Öğrencilik yıllarında, Aydın Doğan Genç İletişimciler Yarışması’nda En İyi Röportaj Ödülü’nü kazandı. Pakistan, Sudan, Kazakistan, Irak ve Suriye’de İslami cemaatler ve tarikatlar üzerine araştırmalar yaptı. Nevzat Çiçek’in Terör ve Kürt Meselesi hakkında yurt içinde ve yurt dışında yayınlanan birçok makalesi bulunmaktadır. Eserleri:Puşi ve Sarık , İtirafçı , Dağlıca Kod Adı: Düğün , Sivas Kampı
Yazarla önce kahvaltıda birlikte olduk ve Uludere olayını konuştuk. Sonra da TKMM toplantısında MİT olayı üzerine konuşuldu.

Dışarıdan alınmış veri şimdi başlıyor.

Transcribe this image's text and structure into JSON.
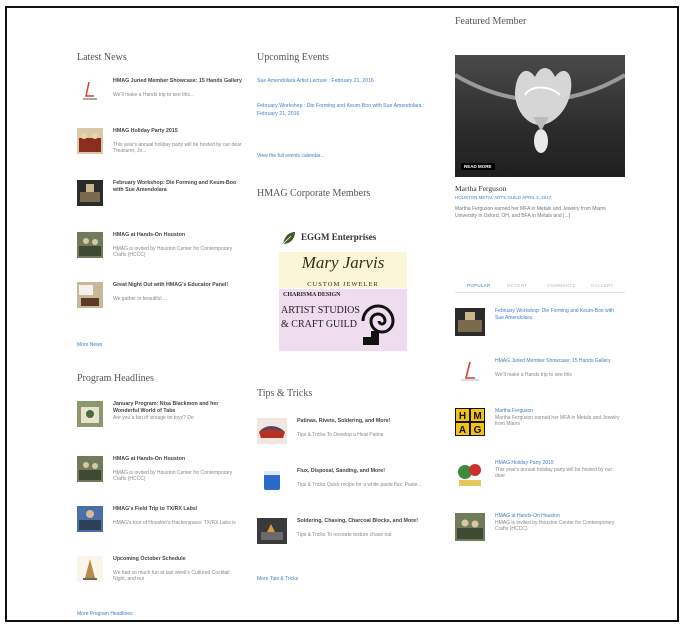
{
  "latest_news": {
    "heading": "Latest News",
    "items": [
      {
        "title": "HMAG Juried Member Showcase: 15 Hands Gallery",
        "excerpt": "We’ll make a Hands trip to see this..."
      },
      {
        "title": "HMAG Holiday Party 2015",
        "excerpt": "This year's annual holiday party will be hosted by our dear Treasurer, Jo..."
      },
      {
        "title": "February Workshop: Die Forming and Keum-Boo with Sue Amendolara",
        "excerpt": ""
      },
      {
        "title": "HMAG at Hands-On Houston",
        "excerpt": "HMAG is invited by Houston Center for Contemporary Crafts (HCCC)"
      },
      {
        "title": "Great Night Out with HMAG's Educator Panel!",
        "excerpt": "We gather in beautiful ..."
      }
    ],
    "more_link": "More News"
  },
  "program_headlines": {
    "heading": "Program Headlines",
    "items": [
      {
        "title": "January Program: Nisa Blackmon and her Wonderful World of Tabs",
        "excerpt": "Are you a fan of vintage tin toys? Do"
      },
      {
        "title": "HMAG at Hands-On Houston",
        "excerpt": "HMAG is invited by Houston Center for Contemporary Crafts (HCCC)"
      },
      {
        "title": "HMAG's Field Trip to TX/RX Labs!",
        "excerpt": "HMAG's tour of Houston's Hackerspace: TX/RX Labs is"
      },
      {
        "title": "Upcoming October Schedule",
        "excerpt": "We had so much fun at last week's Cultured Cocktail Night, and our"
      }
    ],
    "more_link": "More Program Headlines"
  },
  "upcoming_events": {
    "heading": "Upcoming Events",
    "items": [
      {
        "text": "Sue Amendolara Artist Lecture : February 21, 2016"
      },
      {
        "text": "February Workshop : Die Forming and Keum-Boo with Sue Amendolara : February 21, 2016"
      }
    ],
    "more_link": "View the full events calendar..."
  },
  "corporate_members": {
    "heading": "HMAG Corporate Members",
    "logos": {
      "eggm": "EGGM Enterprises",
      "mj_name": "Mary Jarvis",
      "mj_sub": "CUSTOM JEWELER",
      "cd_top": "CHARISMA DESIGN",
      "cd_line1": "ARTIST STUDIOS",
      "cd_line2": "& CRAFT GUILD"
    }
  },
  "tips": {
    "heading": "Tips & Tricks",
    "items": [
      {
        "title": "Patinas, Rivets, Soldering, and More!",
        "excerpt": "Tips & Tricks To Develop a Heat Patina"
      },
      {
        "title": "Flux, Disposal, Sanding, and More!",
        "excerpt": "Tips & Tricks Quick recipe for a white paste flux. Paste..."
      },
      {
        "title": "Soldering, Chasing, Charcoal Blocks, and More!",
        "excerpt": "Tips & Tricks To recreate texture chase out"
      }
    ],
    "more_link": "More Tips & Tricks"
  },
  "featured": {
    "heading": "Featured Member",
    "read_more": "READ MORE",
    "name": "Martha Ferguson",
    "meta": "HOUSTON METAL ARTS GUILD  APRIL 2, 2017",
    "text": "Martha Ferguson earned her MFA in Metals and Jewelry from Miami University in Oxford, OH, and BFA in Metals and [...]"
  },
  "sidebar": {
    "tabs": [
      "POPULAR",
      "RECENT",
      "COMMENTS",
      "GALLERY"
    ],
    "items": [
      {
        "title": "February Workshop: Die Forming and Keum-Boo with Sue Amendolara",
        "excerpt": ""
      },
      {
        "title": "HMAG Juried Member Showcase: 15 Hands Gallery",
        "excerpt": "We’ll make a Hands trip to see this"
      },
      {
        "title": "Martha Ferguson",
        "excerpt": "Martha Ferguson earned her MFA in Metals and Jewelry from Miami"
      },
      {
        "title": "HMAG Holiday Party 2015",
        "excerpt": "This year's annual holiday party will be hosted by our dear"
      },
      {
        "title": "HMAG at Hands-On Houston",
        "excerpt": "HMAG is invited by Houston Center for Contemporary Crafts (HCCC)"
      }
    ]
  },
  "colors": {
    "link": "#3d7fc7",
    "text": "#333333",
    "muted": "#888888"
  }
}
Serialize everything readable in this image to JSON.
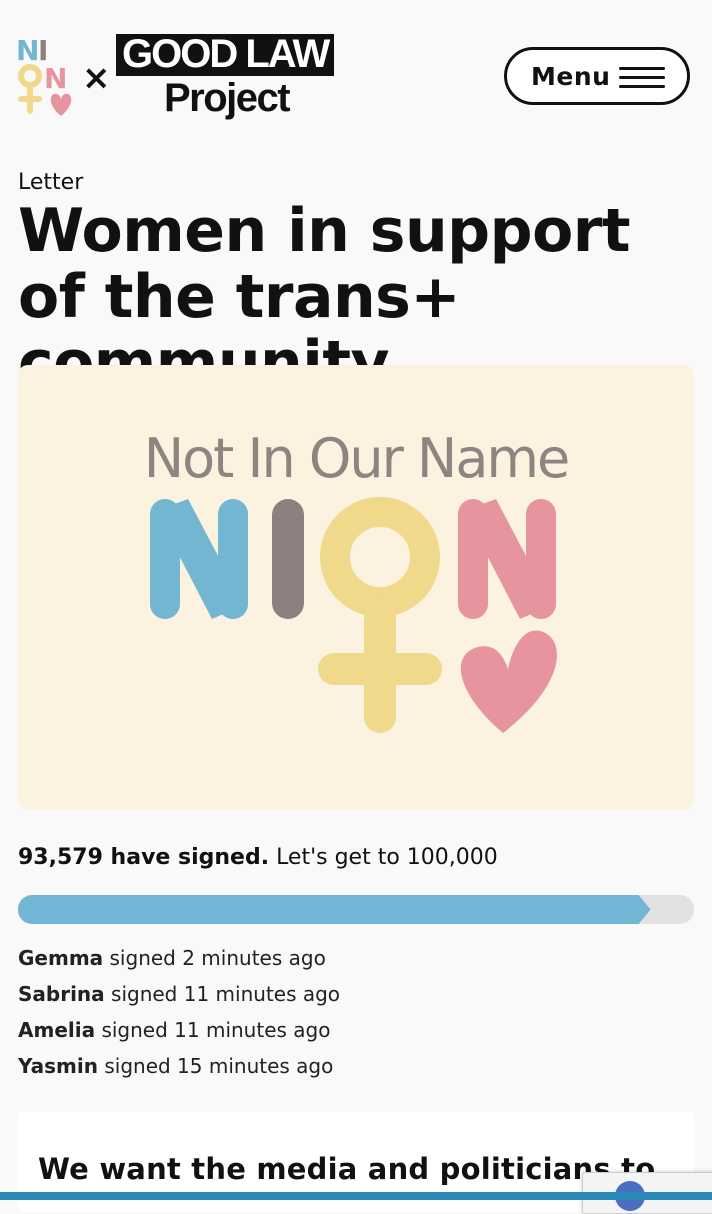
{
  "header": {
    "partner_separator": "×",
    "partner_logo_top": "GOOD LAW",
    "partner_logo_bottom": "Project",
    "menu_label": "Menu",
    "brand_logo_letters": "NION"
  },
  "page": {
    "eyebrow": "Letter",
    "title": "Women in support of the trans+ community"
  },
  "hero": {
    "tagline": "Not In Our Name",
    "logo_letters": [
      "N",
      "I",
      "O",
      "N"
    ],
    "logo_colors": {
      "blue": "#72b6d2",
      "grey": "#8c817e",
      "yellow": "#f0d98a",
      "pink": "#e6959f",
      "background": "#fbf3e0"
    }
  },
  "signatures": {
    "count_bold": "93,579 have signed.",
    "goal_text": "Let's get to 100,000",
    "progress_fraction": 0.93579,
    "recent": [
      {
        "name": "Gemma",
        "time": "signed 2 minutes ago"
      },
      {
        "name": "Sabrina",
        "time": "signed 11 minutes ago"
      },
      {
        "name": "Amelia",
        "time": "signed 11 minutes ago"
      },
      {
        "name": "Yasmin",
        "time": "signed 15 minutes ago"
      }
    ]
  },
  "card": {
    "text": "We want the media and politicians to"
  },
  "colors": {
    "accent_blue": "#71b6d4",
    "progress_track": "#e2e2e2",
    "page_background": "#f9f9f9"
  }
}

Yazar, Uludere’ye mağdur ailelere ziyarete de gitmişti. Değerlendirmeleri şöyleydi:”Uludere olayı Gez komutanlığının MİT’e devredilmesinden iki gün sonra oldu. Henüz daha ne olduğu anlaşılmadan da olayın MİT’in yanlış istihbaratı ile olduğu gazetelere bildirildi. Gez komutanlığındaki istihbarat imkânı başka hiçbir kurumda yok. Buraya sahip olan bir güçten habersiz ihtilal yapılamaz. O yüzden çok önemli olan bu devir işleminin rahatsız ettiği kesimler olmuştur. Uludere olayı bir operasyondur. Hükümet bunu yapanları biliyor. Delillerin toplanmasını bekliyor. Telefon dökümleri henüz mahkemeye gelmemiş. Olayın sorumluları ortaya çıktığında MİT’e karşı operasyon yapanlar da deşifre olacaklardır.”
Yazarın konuşmalarında dikkat çeken bazı değerlendirmelerini de şöyle özetleyebiliriz:
“Abdullah Öcalan’la görüşmeler hala devam ediyor. Etmesi de gerekir. Yalnızca iletişimi kesilmiş durumda.”
Kürt hareketinin sekilerleşmesi konusunda 60 ihtilalından sonra Kürt İleri gelenlerinin toplandığı “Sivas Kampı” dikkat çekiyor. Buraya 485 kişi getiriliyor. Hepsine siyasi Kürtçü muamelesi yapılıyor. Bunlardan 35 kişi sürgün ediliyor. Kamptan ayrıldıklarında birer Kürtçü olarak ayrılıyorlar. Bundan sonra Kürt hareketi “medrese” kökenli olmaktan çıkıyor seküler ırkçı bir hareket oluyor. Bu planlanarak yapılan bir iş. Ardından PKK gibi olan Kürt örgütleri ortaya çıkıyor. Bu gelişmeyi devlet kendi eliyle yapıyor.
Yazar, MİT’le ilgili değerlendirmesinde hedefin Hakan Fidan olduğunu söylüyor. Özellikle İsrail’in tavrına dikkat çekiyor.
Açıklamalarındaki bir başka dikkat çeken nokta ise, kendisi de Adıyaman’lı olduğu için son günlerde Adıyaman’da yaşanan Alevi vatandaşların evlerine işaret konulması ile ilgili yaptığı değerlendirme oldu.”Gerçekten böyle işaretlemeler olmuştu. Ancak Adyaman’lı diğer Müslümanlar bu oyunu bozdular. Aynı işaretleri kendi kapılarına da yaparak bozdular. Halk artık eskisi gibi provokasyonlara izin vermiyor.”
Yeni kuşak gazeteciler, enerji ve birikimleriyle bilinen tabuları yıkıyorlar. Bu da bizi mutlu ediyor.